Saturday , November 23 2024

Income Tax Department can take action if gold is kept in the house more than this limit

Gold Storage Rule 696x392.jpg

Gold storage limit in India: Indians love gold. People often like to give gold as a wedding gift, while many people invest in gold. If we talk about women, they also like to wear gold jewellery.

People start buying gold in advance and keeping it at home for their children's marriage. In such a situation, many people do not know that if they keep more than a limit of gold at home then they will have to give account of it.

Investing in gold is a very good option, but it is very important to keep it at home within the prescribed limit. If you keep more gold than the prescribed limit (Gold Store Rule in India), then we will have to give its account to the Income Department.

To avoid legal action, it is important for us to know the exact quantity of gold. Today we will tell you how much gold you can keep at home.

As per Central Board of Direct Taxes (CBDT) rules, there is no tax on income and sources of income (agricultural income, inherited money, purchase of gold up to certain limits) eligible for exemption. If the gold in the house is less than the prescribed limit, then the Income Tax officials cannot take gold jewelery from the house during the search (Gold Jewelery Storage Rule).

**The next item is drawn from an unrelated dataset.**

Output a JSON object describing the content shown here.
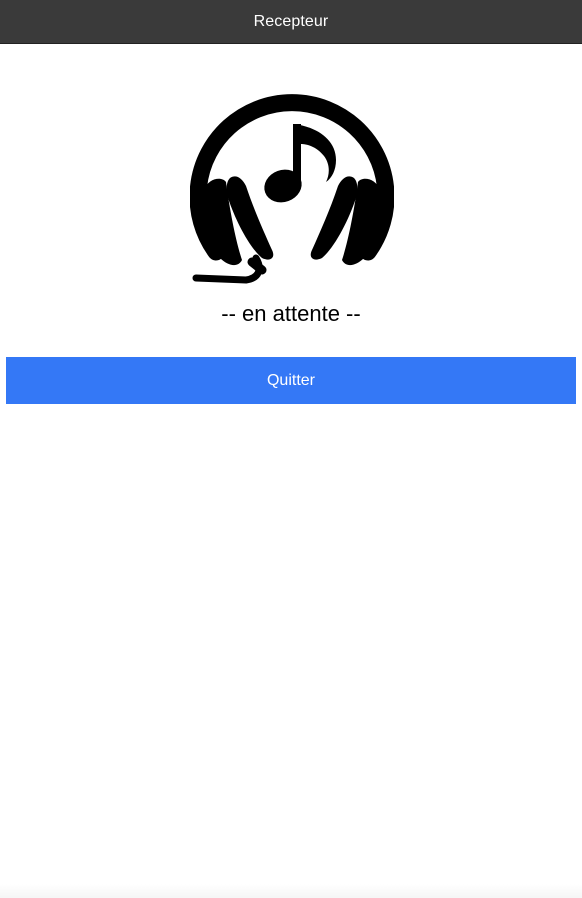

How much gold can be kept?

  • An unmarried woman can keep up to 250 grams of gold at home.
  • An unmarried man can keep only 100 grams of gold.
  • On the other hand, a married woman can keep up to 500 grams of gold at home.
  • The limit for keeping gold at home for a married man is 100 grams.

provision of tax on gold

Now we can buy digital gold along with physical gold. In such a situation, let us know what is the limit for keeping gold and what are the tax rules regarding it.

What are the tax rules regarding physical gold?

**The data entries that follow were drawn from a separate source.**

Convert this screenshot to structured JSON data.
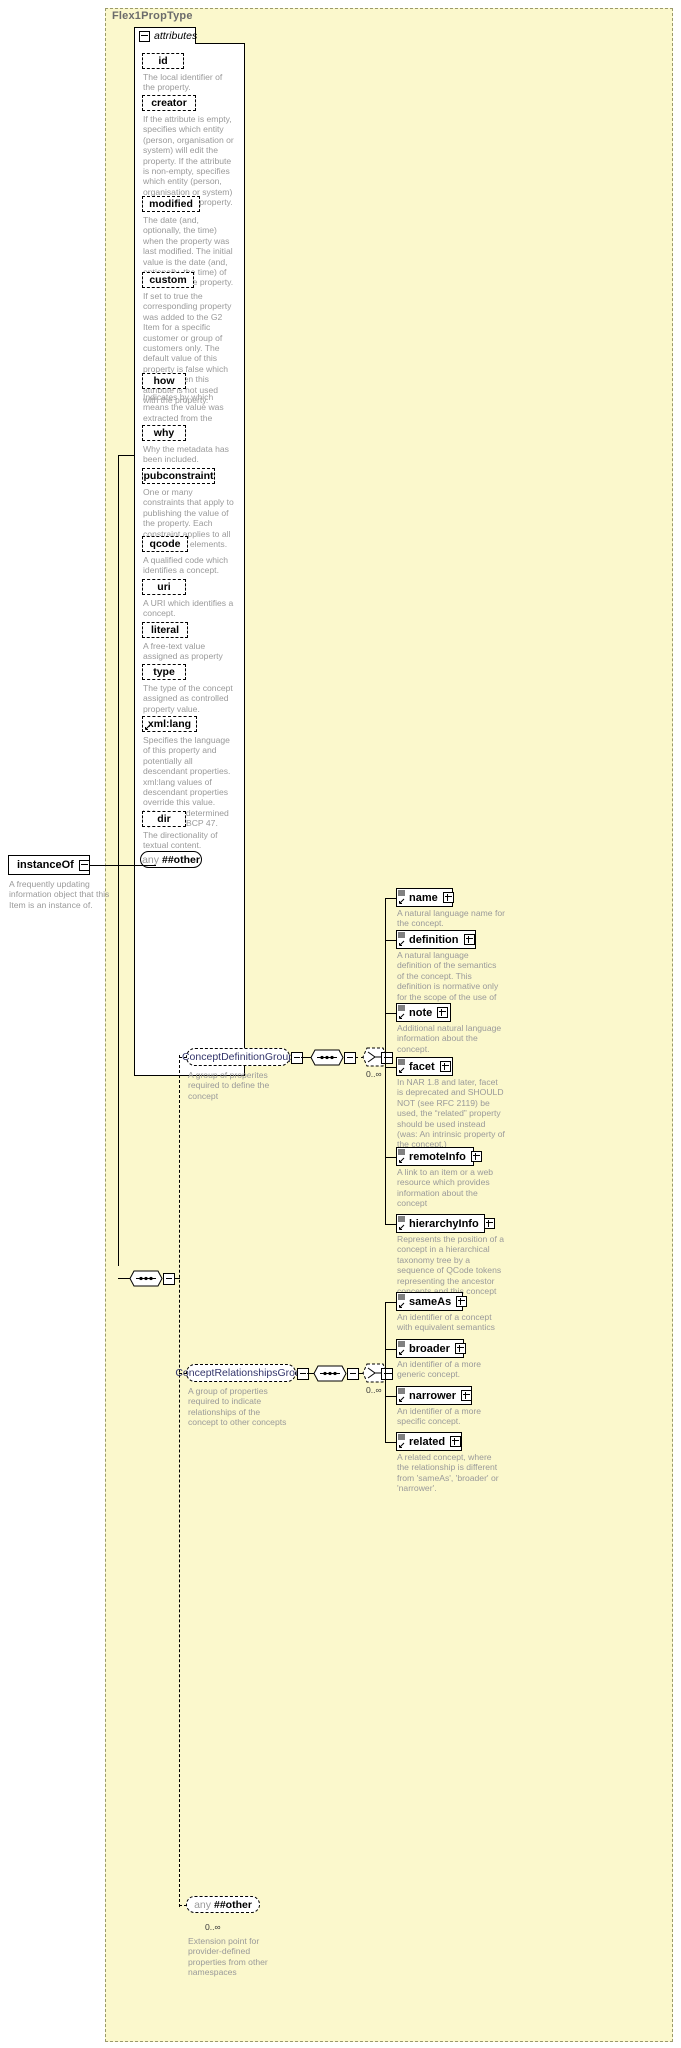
{
  "diagram": {
    "type_name": "Flex1PropType",
    "attributes_label": "attributes"
  },
  "attributes": [
    {
      "name": "id",
      "doc": "The local identifier of the property."
    },
    {
      "name": "creator",
      "doc": "If the attribute is empty, specifies which entity (person, organisation or system) will edit the property. If the attribute is non-empty, specifies which entity (person, organisation or system) has edited the property."
    },
    {
      "name": "modified",
      "doc": "The date (and, optionally, the time) when the property was last modified. The initial value is the date (and, optionally, the time) of creation of the property."
    },
    {
      "name": "custom",
      "doc": "If set to true the corresponding property was added to the G2 Item for a specific customer or group of customers only. The default value of this property is false which applies when this attribute is not used with the property."
    },
    {
      "name": "how",
      "doc": "Indicates by which means the value was extracted from the content."
    },
    {
      "name": "why",
      "doc": "Why the metadata has been included."
    },
    {
      "name": "pubconstraint",
      "doc": "One or many constraints that apply to publishing the value of the property. Each constraint applies to all descendant elements."
    },
    {
      "name": "qcode",
      "doc": "A qualified code which identifies a concept."
    },
    {
      "name": "uri",
      "doc": "A URI which identifies a concept."
    },
    {
      "name": "literal",
      "doc": "A free-text value assigned as property value."
    },
    {
      "name": "type",
      "doc": "The type of the concept assigned as controlled property value."
    },
    {
      "name": "xmllang",
      "doc": "Specifies the language of this property and potentially all descendant properties. xml:lang values of descendant properties override this value. Values are determined by Internet BCP 47."
    },
    {
      "name": "dir",
      "doc": "The directionality of textual content."
    }
  ],
  "attribute_labels": {
    "id": "id",
    "creator": "creator",
    "modified": "modified",
    "custom": "custom",
    "how": "how",
    "why": "why",
    "pubconstraint": "pubconstraint",
    "qcode": "qcode",
    "uri": "uri",
    "literal": "literal",
    "type": "type",
    "xmllang": "xml:lang",
    "dir": "dir"
  },
  "attributes_any": {
    "prefix": "any",
    "namespace": "##other"
  },
  "root": {
    "label": "instanceOf",
    "doc": "A frequently updating information object that this Item is an instance of."
  },
  "groups": [
    {
      "name": "ConceptDefinitionGroup",
      "doc": "A group of properites required to define the concept",
      "cardinality": "0..∞"
    },
    {
      "name": "ConceptRelationshipsGroup",
      "doc": "A group of properties required to indicate relationships of the concept to other concepts",
      "cardinality": "0..∞"
    }
  ],
  "definition_elements": [
    {
      "label": "name",
      "doc": "A natural language name for the concept."
    },
    {
      "label": "definition",
      "doc": "A natural language definition of the semantics of the concept. This definition is normative only for the scope of the use of this concept."
    },
    {
      "label": "note",
      "doc": "Additional natural language information about the concept."
    },
    {
      "label": "facet",
      "doc": "In NAR 1.8 and later, facet is deprecated and SHOULD NOT (see RFC 2119) be used, the “related” property should be used instead (was: An intrinsic property of the concept.)"
    },
    {
      "label": "remoteInfo",
      "doc": "A link to an item or a web resource which provides information about the concept"
    },
    {
      "label": "hierarchyInfo",
      "doc": "Represents the position of a concept in a hierarchical taxonomy tree by a sequence of QCode tokens representing the ancestor concepts and this concept"
    }
  ],
  "relationship_elements": [
    {
      "label": "sameAs",
      "doc": "An identifier of a concept with equivalent semantics"
    },
    {
      "label": "broader",
      "doc": "An identifier of a more generic concept."
    },
    {
      "label": "narrower",
      "doc": "An identifier of a more specific concept."
    },
    {
      "label": "related",
      "doc": "A related concept, where the relationship is different from 'sameAs', 'broader' or 'narrower'."
    }
  ],
  "extension_any": {
    "prefix": "any",
    "namespace": "##other",
    "cardinality": "0..∞",
    "doc": "Extension point for provider-defined properties from other namespaces"
  },
  "colors": {
    "panel_bg": "#fbf8cc",
    "panel_border": "#9a9a6a",
    "doc_text": "#9a9a9a",
    "node_shadow": "#c9c9c9",
    "group_text": "#33356b"
  }
}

According to the CBDT circular, unmarried men or married men can hold only 100 grams of physical gold. At the same time, an unmarried woman can keep 250 grams of gold and a married woman can keep 500 grams of gold in physical form.

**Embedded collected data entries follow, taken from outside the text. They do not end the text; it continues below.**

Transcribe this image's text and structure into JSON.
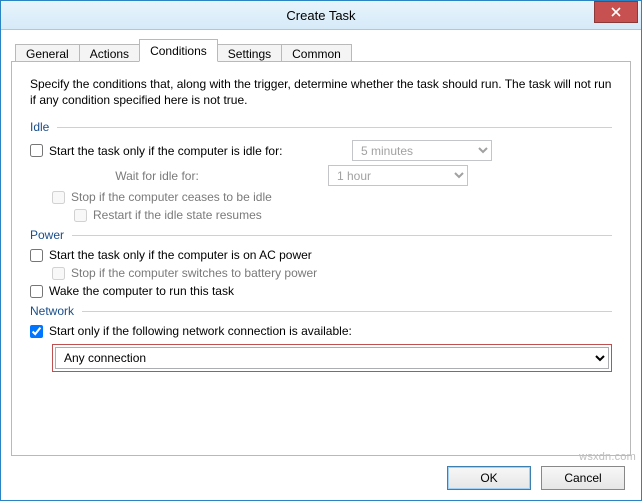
{
  "window": {
    "title": "Create Task"
  },
  "tabs": {
    "general": "General",
    "actions": "Actions",
    "conditions": "Conditions",
    "settings": "Settings",
    "common": "Common"
  },
  "intro": "Specify the conditions that, along with the trigger, determine whether the task should run. The task will not run if any condition specified here is not true.",
  "sections": {
    "idle": "Idle",
    "power": "Power",
    "network": "Network"
  },
  "idle": {
    "start_label": "Start the task only if the computer is idle for:",
    "idle_duration": "5 minutes",
    "wait_label": "Wait for idle for:",
    "wait_duration": "1 hour",
    "stop_label": "Stop if the computer ceases to be idle",
    "restart_label": "Restart if the idle state resumes"
  },
  "power": {
    "ac_label": "Start the task only if the computer is on AC power",
    "battery_label": "Stop if the computer switches to battery power",
    "wake_label": "Wake the computer to run this task"
  },
  "network": {
    "start_label": "Start only if the following network connection is available:",
    "connection": "Any connection"
  },
  "buttons": {
    "ok": "OK",
    "cancel": "Cancel"
  },
  "watermark": "wsxdn.com"
}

If gold is sold within 3 years of purchase, the government imposes short term capital gains tax on it. At the same time, long term capital gains tax has to be paid on selling gold after 3 years.

What are the tax rules regarding digital gold?

Digital gold gives higher returns than physical gold. Apart from this, there is no limit for purchasing digital gold. If investors wish, they can buy digital gold up to Rs 2 lakh in a day. There is no short term capital gains tax on digital gold, while long term capital gains tax has to be paid at the rate of 20 percent.

At present many people invest in Sovereign Gold Bond (SGB). This is a gold investment scheme. A maximum of 4 kg gold can be invested in this in a year. Interest is available on this at the rate of 2.5 percent per annum. The interest received in this is taxable. At the same time, SGB becomes tax free after 8 years. No GST has to be paid on SGB.

If mutual funds and gold ETFs are held for more than 3 years, then long term capital gains tax is levied on them.